Compartir la vida de la gente

Por: Hna. Soledad Sáenz, mc
Desde Mamelodi West, Sudáfrica

Soy María Soledad Sáenz Rico, misionera comboniana mexicana. Desde hace más de un año vivo y sirvo en la zona semiurbana de Mamelodi West, cerca de Pretoria, Sudáfrica.

Mamelodi es un municipio de la ciudad de Twane, al noreste de Pretoria, en la provincia de Gauteng. Este pueblo se creó durante la época del apartheid, que suponía la segregación racial y era una zona exclusiva para negros. Por esta razón, fue marginada y abandonada durante décadas, y aún sigue siéndolo hoy.

Nuestra presencia misionera abarca una gran extensión de territorio y una densa población, cuya mayoría vive en asentamientos informales o en pequeñas habitaciones alquiladas. Las condiciones de vida son de gran marginación. Faltan servicios básicos como agua, electricidad y letrinas; hay mucha pobreza, altos índices de inseguridad, vandalismo, drogas, violencia y, sobre todo, segregación racial.

La población está formada principalmente por inmigrantes de distintas provincias de Sudáfrica y de otros países africanos. La gran diversidad de culturas y etnias provoca fragmentación social y añade xenofobia, rechazo y violencia contra los inmigrantes. Además, Sudáfrica es el país con la tasa de desempleo más alta del mundo y las consecuencias son desastrosas en esta región.

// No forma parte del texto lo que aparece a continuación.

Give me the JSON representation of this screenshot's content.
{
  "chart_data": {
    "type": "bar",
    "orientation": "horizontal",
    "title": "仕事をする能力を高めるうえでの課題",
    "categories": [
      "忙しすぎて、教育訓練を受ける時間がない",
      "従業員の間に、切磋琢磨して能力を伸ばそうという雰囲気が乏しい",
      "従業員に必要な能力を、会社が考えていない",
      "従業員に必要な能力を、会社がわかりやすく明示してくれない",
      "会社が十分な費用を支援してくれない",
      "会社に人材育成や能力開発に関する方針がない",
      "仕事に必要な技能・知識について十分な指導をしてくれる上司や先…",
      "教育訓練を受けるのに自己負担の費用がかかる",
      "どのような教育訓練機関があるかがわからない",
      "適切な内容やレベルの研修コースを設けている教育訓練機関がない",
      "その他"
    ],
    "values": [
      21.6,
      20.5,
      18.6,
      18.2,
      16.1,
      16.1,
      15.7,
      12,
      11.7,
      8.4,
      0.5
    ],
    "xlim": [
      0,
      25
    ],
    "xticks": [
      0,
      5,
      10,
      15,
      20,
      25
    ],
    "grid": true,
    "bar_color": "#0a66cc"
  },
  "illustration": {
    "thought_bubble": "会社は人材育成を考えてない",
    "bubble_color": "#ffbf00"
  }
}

Mi día inicia temprano. Me levanto a las cuatro y media de la mañana para hacer mi oración personal. A continuación participamos en la eucaristía y en la oración comunitaria con los misioneros combonianos en la parroquia, después tomamos un rápido desayuno.
Los lunes y miércoles acompaño a un grupo de mujeres que siguen un curso de corte y confección en la parroquia. Iniciamos las actividades con ellas a las 10 de la mañana con una oración y una pequeña reflexión. Luego trabajamos hasta la una y media de la tarde. Los martes, jueves y viernes visito a familias y enfermos, aprovechando que no hay actividades parroquiales debido a que la mayoría de la gente trabaja durante toda la semana y no pueden venir a la parroquia. Los fines de semana tengo encuentros con algunos grupos que acompaño y con los que participo en la celebración de la eucaristía con la comunidad.

Un día, llegó una señora muy preocupada y angustiada. Habló inmediatamente al grupo diciendo: «Hermana, por favor hagamos una fuerte oración, pues ayer desapareció la hija de mi vecina que tiene 12 años y no se sabe qué pasó». Estaba tan preocupada que todas dejamos lo que estábamos haciendo e inmediatamente nos pusimos a rezar.

Alguna sugirió rezar una decena de Ave María a la Virgen para pedir su intercesión, y otra, la oración a los Ángeles Custodios. Cuando estábamos terminando de rezar, sonó el celular de la señora, era su vecina para decirle que su hija ya había aparecido; gracias a Dios, la habían encontrado sana y salva. Nuestra alegría fue grande y muchas de las señoras descubrieron que la potencia de la oración es nuestra fuerza. La clase se convirtió en una fiesta de gozo, con cantos y danzas de todas las que estábamos ahí.

Vivimos y compartimos los gozos y esperanzas de esta gente, a la vez que los sufrimientos y preocupaciones de todas las personas con quienes convivimos sin importar raza, edad o religión. Siempre con el deseo de salir adelante y transformar nuestras vidas para hacer de esta sociedad y de este mundo, un lugar más justo y humano donde reine la paz.